Un prêtre peut-​il refuser le baptême ?

Les parents de l’en­fant à bap­ti­ser, ain­si que les per­sonnes qui vont assu­mer la charge de par­rains, seront dûment ins­truits de la signi­fi­ca­tion de ce sacre­ment et des obli­ga­tions qu’il com­porte … (Can 851, 2°)

Pour qu’un enfant soit bap­ti­sé lici­te­ment, il faut : 1° que les parents y consentent, ou au moins l’un des deux, ou ceux qui tiennent légi­ti­me­ment leur place ; 2° qu’il y ait un espoir fon­dé que l’en­fant sera édu­qué dans la reli­gion catho­lique ; si cet espoir fait tota­le­ment défaut, le bap­tême sera dif­fé­ré, selon les dis­po­si­tions du droit par­ti­cu­lier, et les parents infor­més du motif. (Can 868, §1)

Les faits

Il y a peu, les médias annon­çaient : un prêtre refuse de bap­ti­ser un bébé parce que sa sœur ne va pas au caté­chisme1. Malgré sa briè­ve­té visant à don­ner une impres­sion d’ob­jec­ti­vi­té (on vous donne sim­ple­ment les faits sans com­men­taires ni inter­pré­ta­tions), cette nou­velle péchait par un grand manque d’ob­jec­ti­vi­té. On vou­lait nous pré­sen­ter ce prêtre comme une curé-​fonctionnaire qui aurait méca­ni­que­ment refu­sé de bap­ti­ser un nour­ris­son sur la simple consta­ta­tion de la non-​assistance de sa sœur au caté­chisme. Or, rien n’est moins vrai. Le jour­nal La Croix(1) qui a pris la peine d’in­ter­ro­ger le prêtre mis en cause, le père Gérard Urvoy, nous apprend que la ques­tion n’est pas si simple. Il y a mani­fes­te­ment un désac­cord avec la famille sur la signi­fi­ca­tion du bap­tême. Le père Urvoy, sou­cieux de son devoir de pas­teur d’âme, a cher­ché pen­dant plu­sieurs mois à faire prendre conscience aux parents que la demande de bap­tême pour leur enfant sup­pose de leur part un enga­ge­ment à lui don­ner une édu­ca­tion chré­tienne. Peine per­due, ceux-​ci ne veulent pas for­cer leurs enfants (sic) ; au point de refu­ser d’a­me­ner leur troi­sième enfant de 7 ans « à une petite célé­bra­tion d’é­veil à la foi », seule condi­tion concrète posée par le prêtre.
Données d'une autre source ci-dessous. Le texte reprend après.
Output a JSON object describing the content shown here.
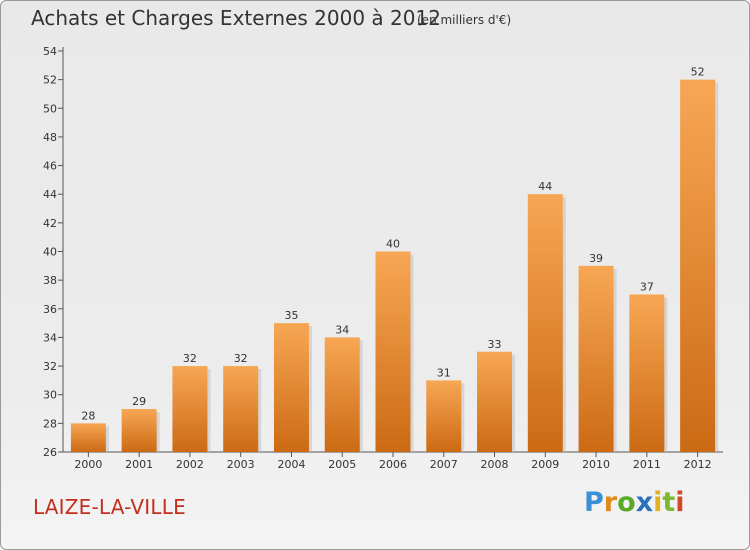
{
  "header": {
    "title": "Achats et Charges Externes 2000 à 2012",
    "subtitle": "(en milliers d'€)"
  },
  "footer": {
    "commune": "LAIZE-LA-VILLE",
    "logo": [
      "P",
      "r",
      "o",
      "x",
      "i",
      "t",
      "i"
    ]
  },
  "colors": {
    "bar_top": "#f7a754",
    "bar_bottom": "#cc6a14",
    "title": "#333333",
    "commune": "#c0301f"
  },
  "chart_data": {
    "type": "bar",
    "title": "Achats et Charges Externes 2000 à 2012",
    "subtitle": "(en milliers d'€)",
    "categories": [
      "2000",
      "2001",
      "2002",
      "2003",
      "2004",
      "2005",
      "2006",
      "2007",
      "2008",
      "2009",
      "2010",
      "2011",
      "2012"
    ],
    "values": [
      28,
      29,
      32,
      32,
      35,
      34,
      40,
      31,
      33,
      44,
      39,
      37,
      52
    ],
    "ylim": [
      26,
      54
    ],
    "yticks": [
      26,
      28,
      30,
      32,
      34,
      36,
      38,
      40,
      42,
      44,
      46,
      48,
      50,
      52,
      54
    ],
    "xlabel": "",
    "ylabel": "",
    "grid": false,
    "data_labels": true
  }
}
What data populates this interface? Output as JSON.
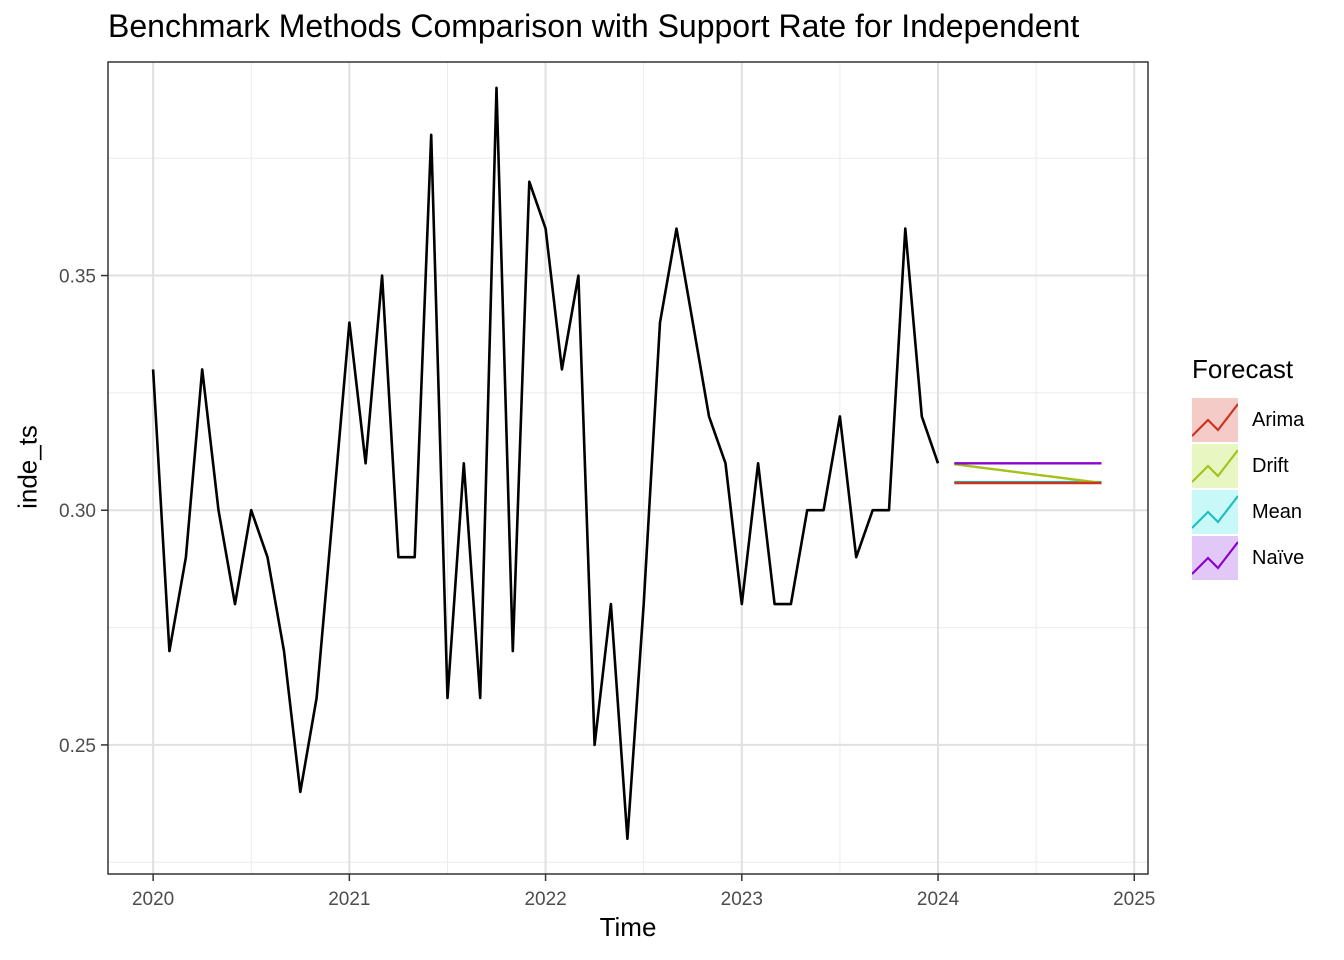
{
  "chart_data": {
    "type": "line",
    "title": "Benchmark Methods Comparison with Support Rate for Independent",
    "xlabel": "Time",
    "ylabel": "inde_ts",
    "xlim": [
      2019.77,
      2025.07
    ],
    "ylim": [
      0.2225,
      0.3955
    ],
    "x_ticks": [
      2020,
      2021,
      2022,
      2023,
      2024,
      2025
    ],
    "x_tick_labels": [
      "2020",
      "2021",
      "2022",
      "2023",
      "2024",
      "2025"
    ],
    "y_ticks": [
      0.25,
      0.3,
      0.35
    ],
    "y_tick_labels": [
      "0.25",
      "0.30",
      "0.35"
    ],
    "grid": true,
    "legend_position": "right",
    "series": [
      {
        "x": [
          2020.0,
          2020.083,
          2020.167,
          2020.25,
          2020.333,
          2020.417,
          2020.5,
          2020.583,
          2020.667,
          2020.75,
          2020.833,
          2020.917,
          2021.0,
          2021.083,
          2021.167,
          2021.25,
          2021.333,
          2021.417,
          2021.5,
          2021.583,
          2021.667,
          2021.75,
          2021.833,
          2021.917,
          2022.0,
          2022.083,
          2022.167,
          2022.25,
          2022.333,
          2022.417,
          2022.5,
          2022.583,
          2022.667,
          2022.75,
          2022.833,
          2022.917,
          2023.0,
          2023.083,
          2023.167,
          2023.25,
          2023.333,
          2023.417,
          2023.5,
          2023.583,
          2023.667,
          2023.75,
          2023.833,
          2023.917,
          2024.0
        ],
        "values": [
          0.33,
          0.27,
          0.29,
          0.33,
          0.3,
          0.28,
          0.3,
          0.29,
          0.27,
          0.24,
          0.26,
          0.3,
          0.34,
          0.31,
          0.35,
          0.29,
          0.29,
          0.38,
          0.26,
          0.31,
          0.26,
          0.39,
          0.27,
          0.37,
          0.36,
          0.33,
          0.35,
          0.25,
          0.28,
          0.23,
          0.28,
          0.34,
          0.36,
          0.34,
          0.32,
          0.31,
          0.28,
          0.31,
          0.28,
          0.28,
          0.3,
          0.3,
          0.32,
          0.29,
          0.3,
          0.3,
          0.36,
          0.32,
          0.31
        ],
        "color": "#000000"
      }
    ],
    "forecasts": [
      {
        "name": "Arima",
        "color": "#CC3322",
        "fill": "#F4CBC7",
        "x": [
          2024.083,
          2024.833
        ],
        "values": [
          0.3058,
          0.3058
        ]
      },
      {
        "name": "Drift",
        "color": "#A3C219",
        "fill": "#E8F6C2",
        "x": [
          2024.083,
          2024.833
        ],
        "values": [
          0.3098,
          0.3058
        ]
      },
      {
        "name": "Mean",
        "color": "#1FBFBF",
        "fill": "#C8F8F8",
        "x": [
          2024.083,
          2024.833
        ],
        "values": [
          0.306,
          0.306
        ]
      },
      {
        "name": "Naïve",
        "color": "#8B00CC",
        "fill": "#E2C8F6",
        "x": [
          2024.083,
          2024.833
        ],
        "values": [
          0.31,
          0.31
        ]
      }
    ]
  },
  "legend": {
    "title": "Forecast"
  }
}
Mais dans ce cas, pour­quoi ne vont-​ils pas jus­qu’au bout de leur démarche en lais­sant leur enfant choi­sir aus­si d’être bap­ti­sé au non ? En le fai­sant bap­ti­ser, ils décident pour lui car le bap­tême fait de lui à jamais un fils de Dieu, signé de la marque indé­lé­bile du carac­tère bap­tis­mal avec les obli­ga­tions que sup­posent une telle condi­tion. Ce n’est pas lui rendre ser­vice que de le pri­ver ensuite de l’é­du­ca­tion chré­tienne qui lui per­met­trait de connaître et rem­plir ces obli­ga­tions contrac­tés au baptême.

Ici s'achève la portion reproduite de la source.